Filippo Turetta è stato condannato all’ergastolo con la formula del “fine pena mai”, una sentenza che i suoi legali hanno tentato di evitare. Durante la lettura del dispositivo da parte del presidente della Corte d’Assise, Stefano Manduzio, Turetta ha mostrato un atteggiamento impassibile, con il volto scuro e gli occhi bassi. La condanna è arrivata a un anno dall’omicidio di Giulia Cecchettin, diventata simbolo della lotta contro la violenza di genere.
Il legale di Turetta ha descritto la pena come “inumana”, ma il pubblico ministero Andrea Petroni ha sottolineato che l’ergastolo moderno include opportunità di reintegrazione, diversamente dal passato. La condanna prevede un percorso rieducativo: dopo 10 anni Turetta potrà richiedere i primi permessi premio; dopo 20 anni sarà idoneo alla semilibertà; e dopo 26 anni, nel 2049, potrebbe avere accesso alla liberazione condizionata, avendo 48 anni. Questi benefici sono essenziali per la compatibilità della pena con la Costituzione italiana e garantiscono che l’ergastolo mantenga una funzione rieducativa. Attualmente, l’ergastolo ostativo, senza possibilità di benefici, è riservato ai reati di mafia e terrorismo.
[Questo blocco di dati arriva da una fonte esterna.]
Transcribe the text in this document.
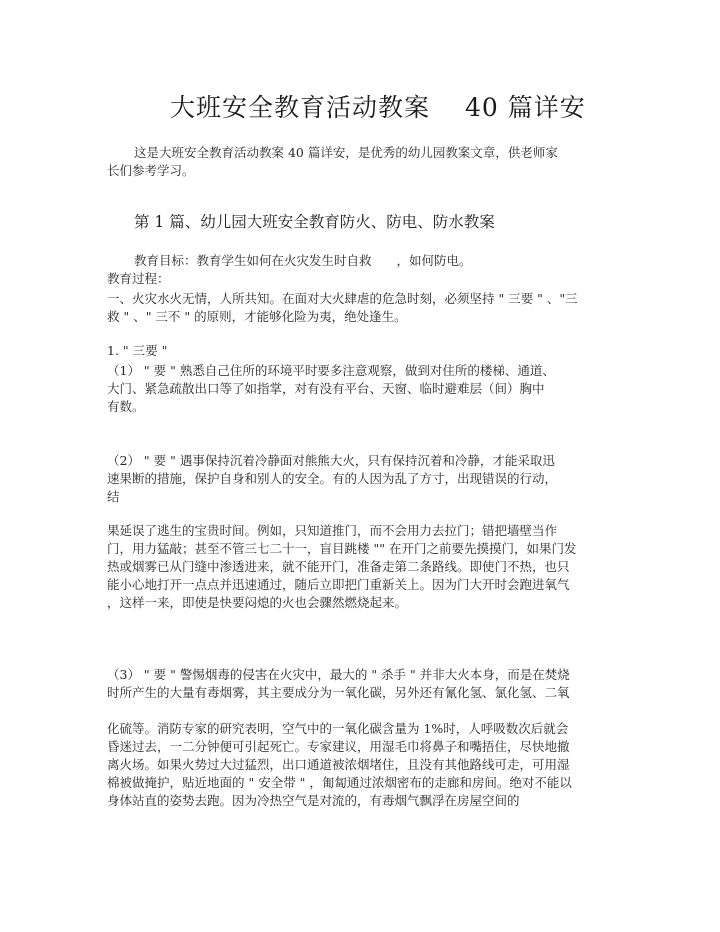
大班安全教育活动教案　 40 篇详安
这是大班安全教育活动教案 40 篇详安，是优秀的幼儿园教案文章，供老师家
长们参考学习。
第 1 篇、幼儿园大班安全教育防火、防电、防水教案
教育目标：教育学生如何在火灾发生时自救　　，如何防电。
教育过程：
一、火灾水火无情，人所共知。在面对大火肆虐的危急时刻，必须坚持 " 三要 " 、"三
救 " 、" 三不 " 的原则，才能够化险为夷，绝处逢生。
1. " 三要 "
（1） " 要 " 熟悉自己住所的环境平时要多注意观察，做到对住所的楼梯、通道、
大门、紧急疏散出口等了如指掌，对有没有平台、天窗、临时避难层（间）胸中
有数。
（2） " 要 " 遇事保持沉着冷静面对熊熊大火，只有保持沉着和冷静，才能采取迅
速果断的措施，保护自身和别人的安全。有的人因为乱了方寸，出现错误的行动，
结
果延误了逃生的宝贵时间。例如，只知道推门，而不会用力去拉门；错把墙壁当作
门，用力猛敲；甚至不管三七二十一，盲目跳楼 "" 在开门之前要先摸摸门，如果门发
热或烟雾已从门缝中渗透进来，就不能开门，准备走第二条路线。即使门不热，也只
能小心地打开一点点并迅速通过，随后立即把门重新关上。因为门大开时会跑进氧气
，这样一来，即使是快要闷熄的火也会骤然燃烧起来。
（3） " 要 " 警惕烟毒的侵害在火灾中，最大的 " 杀手 " 并非大火本身，而是在焚烧
时所产生的大量有毒烟雾，其主要成分为一氧化碳，另外还有氰化氢、氯化氢、二氧
化硫等。消防专家的研究表明，空气中的一氧化碳含量为 1%时，人呼吸数次后就会
昏迷过去，一二分钟便可引起死亡。专家建议，用湿毛巾将鼻子和嘴捂住，尽快地撤
离火场。如果火势过大过猛烈，出口通道被浓烟堵住，且没有其他路线可走，可用湿
棉被做掩护，贴近地面的 " 安全带 " ，匍匐通过浓烟密布的走廊和房间。绝对不能以
身体站直的姿势去跑。因为冷热空气是对流的，有毒烟气飘浮在房屋空间的
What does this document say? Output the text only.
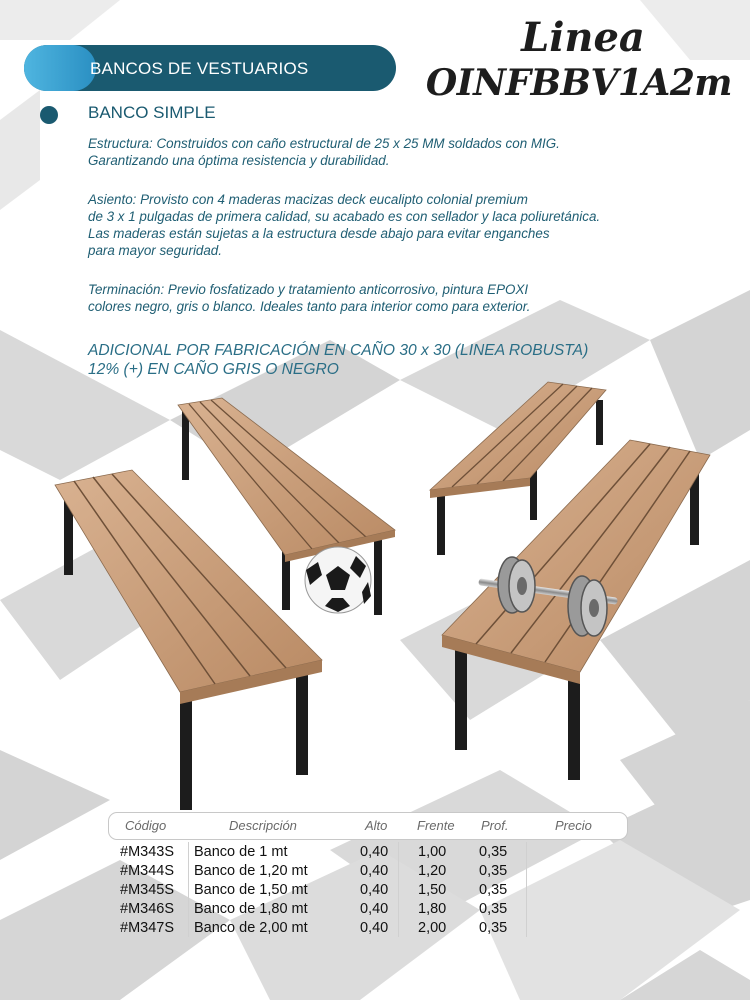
BANCOS DE VESTUARIOS
Linea
OINFBBV1A2m
BANCO SIMPLE
Estructura: Construidos con caño estructural de 25 x 25 MM soldados con MIG.
Garantizando una óptima resistencia y durabilidad.
Asiento: Provisto con 4 maderas macizas deck eucalipto colonial premium
de 3 x 1 pulgadas de primera calidad, su acabado es con sellador y laca poliuretánica.
Las maderas están sujetas a la estructura desde abajo para evitar enganches
para mayor seguridad.
Terminación: Previo fosfatizado y tratamiento anticorrosivo, pintura EPOXI
colores negro, gris o blanco. Ideales tanto para interior como para exterior.
ADICIONAL POR FABRICACIÓN EN CAÑO 30 x 30 (LINEA ROBUSTA)
12% (+) EN CAÑO GRIS O NEGRO
Código	Descripción	Alto Frente Prof.	Precio
#M343S Banco de 1 mt	0,40 1,00 0,35
#M344S Banco de 1,20 mt	0,40 1,20 0,35
#M345S Banco de 1,50 mt	0,40 1,50 0,35
#M346S Banco de 1,80 mt	0,40 1,80 0,35
#M347S Banco de 2,00 mt	0,40 2,00 0,35
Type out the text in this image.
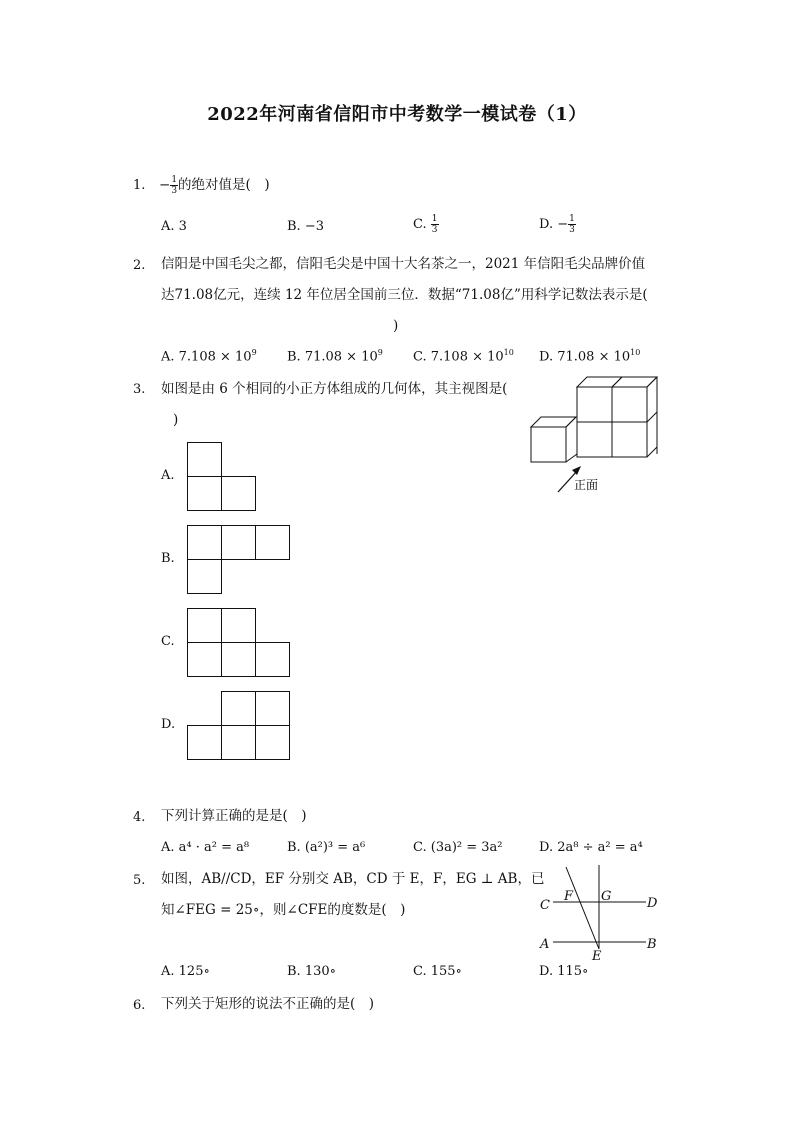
2022年河南省信阳市中考数学一模试卷（1）
1. − $\frac{1}{3}$ 的绝对值是(　)
A. 3	B. −3	C. $\frac{1}{3}$	D. − $\frac{1}{3}$
2. 信阳是中国毛尖之都，信阳毛尖是中国十大名茶之一，2021 年信阳毛尖品牌价值
达71.08亿元，连续 12 年位居全国前三位．数据“71.08亿”用科学记数法表示是(
)
A. $7.108 \times 10^9$ B. $71.08 \times 10^9$ C. $7.108 \times 10^{10}$ D. $71.08 \times 10^{10}$
3. 如图是由 6 个相同的小正方体组成的几何体，其主视图是(
)
正面
A.
B.
C.
D.
4. 下列计算正确的是是(　)
A. a⁴ · a² = a⁸	B. (a²)³ = a⁶	C. (3a)² = 3a²	D. 2a⁸ ÷ a² = a⁴
5. 如图，AB//CD，EF 分别交 AB，CD 于 E，F，EG ⊥ AB，已
知∠FEG = 25∘，则∠CFE的度数是(　)	C
F G	D
A
E
B
A. 125∘	B. 130∘	C. 155∘	D. 115∘
6. 下列关于矩形的说法不正确的是(　)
Il caso di Turetta ha generato reazioni politiche significative, tra cui quella del vicepremier Matteo Salvini, che ha dichiarato sui social che la condanna è giusta e ha suggerito di obbligare Turetta a lavorare duramente per non rappresentare un peso per la società.
La condanna di Turetta si inserisce in un quadro più ampio di discussione e riflessione sulla violenza di genere e sull’assistenza ai delinquenti, evidenziando la complessità del sistema giudiziario e le diverse opinioni su come gestire la pena e la riabilitazione. Questa sentenza non solo sottolinea la gravità dei crimini di femminicidio, ma solleva anche interrogativi su come garantire la sicurezza e il benessere della società, affrontando al contempo il diritto alla riabilitazione degli individui condannati. La sentenza rappresenta quindi un momento cruciale nel dibattito sulle misure punitive e rieducative in Italia.